Через год Лизе и это новое направление надоело и разочаровало.

– Знаешь, Тима, там ещё более подлые отношения между законодателями, чем у наших «братков». Они готовы глотки друг другу перегрызть за право воровать деньги налогоплательщиков, при этом клянутся в любви к народу и уверяют их в чётком исполнении законов. Наши бандиты хоть выполняют обещания, данные друг другу, а эти врут, божатся в честности и воруют, воруют, воруют.

– Да я в курсе. С этими подонками надо держать ухо востро. Их бездонные желудки добра не помнят, держи их постоянно на крючке.
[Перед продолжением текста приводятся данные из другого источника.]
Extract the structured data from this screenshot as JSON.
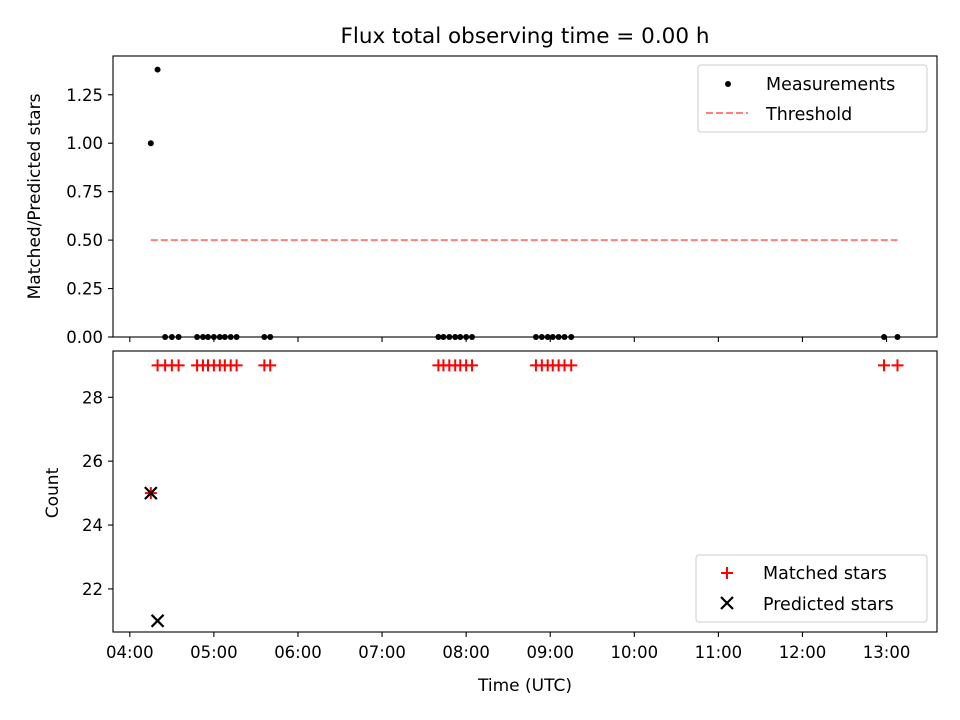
{
  "chart_data": [
    {
      "type": "scatter",
      "title": "Flux total observing time = 0.00 h",
      "ylabel": "Matched/Predicted stars",
      "xlabel": "",
      "xlim_hours": [
        3.8,
        13.6
      ],
      "ylim": [
        0,
        1.45
      ],
      "yticks": [
        0.0,
        0.25,
        0.5,
        0.75,
        1.0,
        1.25
      ],
      "ytick_labels": [
        "0.00",
        "0.25",
        "0.50",
        "0.75",
        "1.00",
        "1.25"
      ],
      "legend": {
        "placement": "upper right",
        "items": [
          "Measurements",
          "Threshold"
        ]
      },
      "series": [
        {
          "name": "Measurements",
          "marker": "dot",
          "color": "#000000",
          "points": [
            [
              4.25,
              1.0
            ],
            [
              4.33,
              1.38
            ],
            [
              4.42,
              0
            ],
            [
              4.5,
              0
            ],
            [
              4.58,
              0
            ],
            [
              4.8,
              0
            ],
            [
              4.87,
              0
            ],
            [
              4.93,
              0
            ],
            [
              5.0,
              0
            ],
            [
              5.07,
              0
            ],
            [
              5.13,
              0
            ],
            [
              5.2,
              0
            ],
            [
              5.27,
              0
            ],
            [
              5.6,
              0
            ],
            [
              5.67,
              0
            ],
            [
              7.67,
              0
            ],
            [
              7.73,
              0
            ],
            [
              7.8,
              0
            ],
            [
              7.87,
              0
            ],
            [
              7.93,
              0
            ],
            [
              8.0,
              0
            ],
            [
              8.07,
              0
            ],
            [
              8.83,
              0
            ],
            [
              8.9,
              0
            ],
            [
              8.97,
              0
            ],
            [
              9.03,
              0
            ],
            [
              9.1,
              0
            ],
            [
              9.17,
              0
            ],
            [
              9.25,
              0
            ],
            [
              12.97,
              0
            ],
            [
              13.13,
              0
            ]
          ]
        },
        {
          "name": "Threshold",
          "line": "dashed",
          "color": "#ff7f7f",
          "points": [
            [
              4.25,
              0.5
            ],
            [
              13.13,
              0.5
            ]
          ]
        }
      ]
    },
    {
      "type": "scatter",
      "title": "",
      "ylabel": "Count",
      "xlabel": "Time (UTC)",
      "xlim_hours": [
        3.8,
        13.6
      ],
      "ylim": [
        20.65,
        29.45
      ],
      "yticks": [
        22,
        24,
        26,
        28
      ],
      "ytick_labels": [
        "22",
        "24",
        "26",
        "28"
      ],
      "xticks_hours": [
        4,
        5,
        6,
        7,
        8,
        9,
        10,
        11,
        12,
        13
      ],
      "xtick_labels": [
        "04:00",
        "05:00",
        "06:00",
        "07:00",
        "08:00",
        "09:00",
        "10:00",
        "11:00",
        "12:00",
        "13:00"
      ],
      "legend": {
        "placement": "lower right",
        "items": [
          "Matched stars",
          "Predicted stars"
        ]
      },
      "series": [
        {
          "name": "Matched stars",
          "marker": "plus",
          "color": "#ff0000",
          "points": [
            [
              4.25,
              25
            ],
            [
              4.33,
              29
            ],
            [
              4.42,
              29
            ],
            [
              4.5,
              29
            ],
            [
              4.58,
              29
            ],
            [
              4.8,
              29
            ],
            [
              4.87,
              29
            ],
            [
              4.93,
              29
            ],
            [
              5.0,
              29
            ],
            [
              5.07,
              29
            ],
            [
              5.13,
              29
            ],
            [
              5.2,
              29
            ],
            [
              5.27,
              29
            ],
            [
              5.6,
              29
            ],
            [
              5.67,
              29
            ],
            [
              7.67,
              29
            ],
            [
              7.73,
              29
            ],
            [
              7.8,
              29
            ],
            [
              7.87,
              29
            ],
            [
              7.93,
              29
            ],
            [
              8.0,
              29
            ],
            [
              8.07,
              29
            ],
            [
              8.83,
              29
            ],
            [
              8.9,
              29
            ],
            [
              8.97,
              29
            ],
            [
              9.03,
              29
            ],
            [
              9.1,
              29
            ],
            [
              9.17,
              29
            ],
            [
              9.25,
              29
            ],
            [
              12.97,
              29
            ],
            [
              13.13,
              29
            ]
          ]
        },
        {
          "name": "Predicted stars",
          "marker": "x",
          "color": "#000000",
          "points": [
            [
              4.25,
              25
            ],
            [
              4.33,
              21
            ]
          ]
        }
      ]
    }
  ]
}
Но Елизавете Петровне вскоре и эта почётная обязанность надоела своей безпонтовостью и бессмысленностью, она стала реже ходить на депутатские сходки, чтобы одобрить очередное «отмывание» бюджетных денег, ссылаясь на занятость в ломбарде.

Да и работа в «Лавке старьевщика» ей уже обрыдла. Этот постоянный затхлый запах подержанных вещей и мебели, напоминающий ей почему-то запах мышей и моли в старом родительском доме, где мать с отцом годами прятали всё, что стащили на работе: мешки, простыни, полотенца, мыло и всякую срань, которую с удовольствием грызли моль и мыши. А разнообразные аэрозоли, постоянно распыляемые Лизой в магазине, только усиливали мышиный запах, смешиваясь своими лёгкими фракциями с тяжёлым запахом старья, как распылённый аэрозоль в туалете законодательного учреждения после посещения его тучными депутатами от народа смешивалась с их миазмами, распространяя зловоние по длинному коридору законодательного фронта.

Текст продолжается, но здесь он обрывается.